Department of Radiology, Areteion Hospital, University of Athens.
SAHARA J. 2009 Sep;6(2):46-57. doi: 10.1080/17290376.2009.9724930.
BACKGROUND/RATIONALE: Ethical issues regarding HIV/AIDS human research in the developing world remain under continuous evaluation; a critical area of concern includes informed consent. This paper reviews several of the most important ethical and practical aspects of informed consent in HIV research in developing countries. Enhancement of overall understanding of such key issues might promote higher ethical standards of future research.
The major objective was to address informed consent in human research in non-Western societies, and specifically in HIV clinical trials of affected adults. Secondary end-points included the consent complexities in HIV research involving vulnerable patient populations in resource-limited nations, such as children, adolescents and women.
A systematic review of the published literature using MEDLINE and EMBASE from 1998 until December 2008 was performed, using the search terms 'HIV/AIDS', 'informed consent', 'clinical trials', 'developing world'.
Ethical complexities such as participants' diminished autonomy, coercion or monetary inducement, language difficulties, illiteracy or lack of true understanding of the entire study, cultural barriers mainly due to communitarianism and social diversities were identified in the 44 studies reviewed. Informed consent of vulnerable patient populations must be tailored to their sex and developmental age, while counselling is fundamental. Children and adolescents' assent must be ensured. Local language is to be used, while trusted community leaders and local cultural representatives may convey information.
Despite the heterogeneity of studies, similarities were identified. Providing adequate and comprehensive information and assessing the true understanding of the research represent fundamental prerequisites. Potential solutions to the critical areas of concern include peer counselling and meetings with local community leaders or local cultural representatives.
International investigators of HIV human research should bear in mind these ethical issues and their potential solutions, when trying to ensure ethical research conduct, based on a truly informed and culturally relevant consent.

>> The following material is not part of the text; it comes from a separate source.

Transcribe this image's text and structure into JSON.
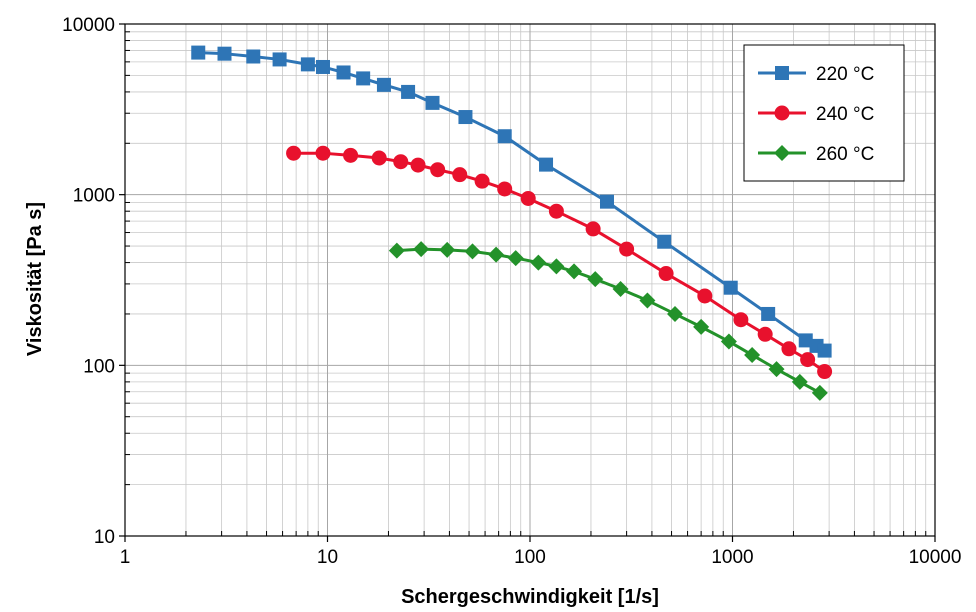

背景/理由:发展中国家艾滋病毒/艾滋病人体研究的伦理问题仍在不断评估中;一个令人关注的关键领域包括知情同意。本文回顾了发展中国家艾滋病毒研究中知情同意的几个最重要的伦理和实际方面。提高对这些关键问题的整体认识,可能会促进未来研究的更高伦理标准。
主要目的是讨论非西方社会,特别是在受影响成年人的艾滋病毒临床试验中的人体研究中的知情同意。次要终点包括在资源有限的国家中,如儿童、青少年和妇女等弱势群体的艾滋病毒研究中的同意复杂性。
使用 MEDLINE 和 EMBASE 从 1998 年至 2008 年 12 月对已发表的文献进行了系统回顾,使用的搜索词是“HIV/AIDS”、“知情同意”、“临床试验”、“发展中国家”。
在 44 项综述研究中,确定了伦理复杂性,例如参与者自主权减弱、胁迫或金钱诱因、语言困难、文盲或对整个研究缺乏真正理解、主要由于社群主义和社会多样性造成的文化障碍。弱势群体的知情同意必须根据其性别和发育年龄进行调整,同时咨询是基础。必须确保儿童和青少年的同意。应使用当地语言,而可信赖的社区领导人和当地文化代表可以传达信息。
尽管研究存在异质性,但也存在相似之处。提供充分和全面的信息并评估对研究的真正理解是基本前提。关注领域的潜在解决方案包括同伴咨询以及与当地社区领导或当地文化代表的会议。
当试图确保基于真正知情和文化相关同意的伦理研究行为时,艾滋病毒人体研究的国际研究人员应牢记这些伦理问题及其潜在解决方案。